Eran tales las pruebas de inocencia de Arellano en los fusilamientos que se le atribuían, y por tanto, del general Pinochet, que lo había designado como delegado para agilizar los procedimientos en tiempo de guerra en los primeros días después del 11, que yo siempre profeticé que nunca iba a haber sentencia de término en los restantes casos, por ser judicialmente inaceptable que los magistrados volvieran a atropellar las leyes en los términos en que lo hicieron al fallar San Javier. Pero finalmente cerraron los demás casos sobreseyendo por demencia al general Arellano y lo mismo por salud incompatible y luego muerte del general Pinochet, con cual enviaron a la opinión chilena y mundial la señal que querían: de que eran culpables. Pero cuando finalmente, hace poco, fallaron, condenaron a un oficial casi nonagenario, que sí era culpable, pero tenía derecho a la amnistía, a la prescripción y a la cosa juzgada, y que ni siquiera puede a estas alturas moverse por sí mismo, aparte de tener a su cónyuge de 86 años enferma de cáncer terminal. Le impusieron 20 años de presidio por fusilamientos que había perpetrado, no obstante lo cual estuvo libre y fuera de Punta Peuco, así premiado durante 18 años de juicio porque decía lo que los jueces deseaban oír: que había actuado por órdenes superiores (Arellano y Pinochet).
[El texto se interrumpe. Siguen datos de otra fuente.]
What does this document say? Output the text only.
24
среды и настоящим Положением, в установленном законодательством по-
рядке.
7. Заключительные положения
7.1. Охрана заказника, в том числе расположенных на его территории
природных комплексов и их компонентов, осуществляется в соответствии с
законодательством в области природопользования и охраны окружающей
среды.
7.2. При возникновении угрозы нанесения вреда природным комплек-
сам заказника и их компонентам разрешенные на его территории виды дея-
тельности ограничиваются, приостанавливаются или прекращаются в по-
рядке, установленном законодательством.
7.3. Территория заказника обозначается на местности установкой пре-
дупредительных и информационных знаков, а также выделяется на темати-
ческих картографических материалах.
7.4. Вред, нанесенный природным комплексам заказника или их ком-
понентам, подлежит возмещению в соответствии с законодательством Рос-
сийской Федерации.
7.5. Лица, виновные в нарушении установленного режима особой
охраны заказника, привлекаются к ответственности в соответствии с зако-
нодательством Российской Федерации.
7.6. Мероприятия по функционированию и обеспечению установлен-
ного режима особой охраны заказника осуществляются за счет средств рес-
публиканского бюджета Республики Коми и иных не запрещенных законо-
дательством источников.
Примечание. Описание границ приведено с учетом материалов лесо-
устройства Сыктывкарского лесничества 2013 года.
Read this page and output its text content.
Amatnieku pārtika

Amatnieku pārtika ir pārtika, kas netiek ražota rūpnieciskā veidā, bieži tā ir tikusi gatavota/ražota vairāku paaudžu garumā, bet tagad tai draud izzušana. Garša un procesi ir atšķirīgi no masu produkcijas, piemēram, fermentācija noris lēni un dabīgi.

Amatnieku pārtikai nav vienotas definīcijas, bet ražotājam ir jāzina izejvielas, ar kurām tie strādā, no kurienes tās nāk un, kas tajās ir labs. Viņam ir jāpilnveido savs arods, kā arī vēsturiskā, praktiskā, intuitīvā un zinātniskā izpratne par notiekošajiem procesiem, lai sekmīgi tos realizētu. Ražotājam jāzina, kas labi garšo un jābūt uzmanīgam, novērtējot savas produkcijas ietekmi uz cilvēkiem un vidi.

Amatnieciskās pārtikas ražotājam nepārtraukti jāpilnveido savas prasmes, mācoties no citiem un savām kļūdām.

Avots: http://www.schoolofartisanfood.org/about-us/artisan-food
Históricamente, el general Arellano fue una figura decisiva en la gestación del 11 de septiembre de 1973 y al efecto su hijo escribió un libro de valiosa proyección histórica, “De Conspiraciones y Justicia”, que describe todo el proceso mediante el cual los generales del Ejército se prepararon para rescatar al país del desastre a que lo precipitaba el gobierno marxista y se concertaron tácitamente con el presidente de la DC, Patricio Aylwin, que les comunicó precisamente a través del mismo hijo de Arellano, un joven universitario de simpatía DC, que ya no cabían más diálogos con Allende y que la situación no tenía salida política ni legal. En el seno del grupo de generales se discutió si iban a hacer partícipe de su acción al general Pinochet, a la sazón Comandante en Jefe, y fue precisamente Arellano el que insistió en que sí debía ser considerado. Posteriormente, ya la Junta gobernando, Pinochet y Arellano tuvieron grandes diferencias y por eso finalmente este último pasó a retiro.
La historia le hará justicia a su figura, así como no se la hicieron los jueces. Cumplió la más ingrata de las misiones, pues en las primeras semanas después del 11 los regimientos estaban atiborrados de elementos sospechosos de extremismo y acusados justa o injustamente, no había capacidad de juzgarlos aceleradamente, sus familiares rodeaban los recintos clamando por ellos y los militares tampoco podían arriesgarse a liberarlos sin saber si tomarían las armas, habiendo reconocidamente más de veinte mil irregulares, entre chilenos y extranjeros, que las tenían. Justamente la misión de Arellano era acelerar los procesos, velar por la observancia de los derechos de los presos –eso lo dijo en cada lugar al que llegó— y poner orden dentro del caos generado por la UP y sus preparativos para la guerra civil. Hasta la Comisión Rettig, tan sesgada e injusta con la masa de los uniformados que salvaron al país del régimen totalitario, tuvo palabras de reconocimiento para Arellano, contradiciendo la propaganda extremista que ha prevalecido hasta hoy.
Finalmente el país reconocerá el valor de los servicios que le prestó, y la propia DC, con la cual simpatizó, y en connivencia con la cual actuó antes del 11, también llegará a apreciar el significado de sus esfuerzos para librarnos de nuestra peor encrucijada nacional del siglo XX.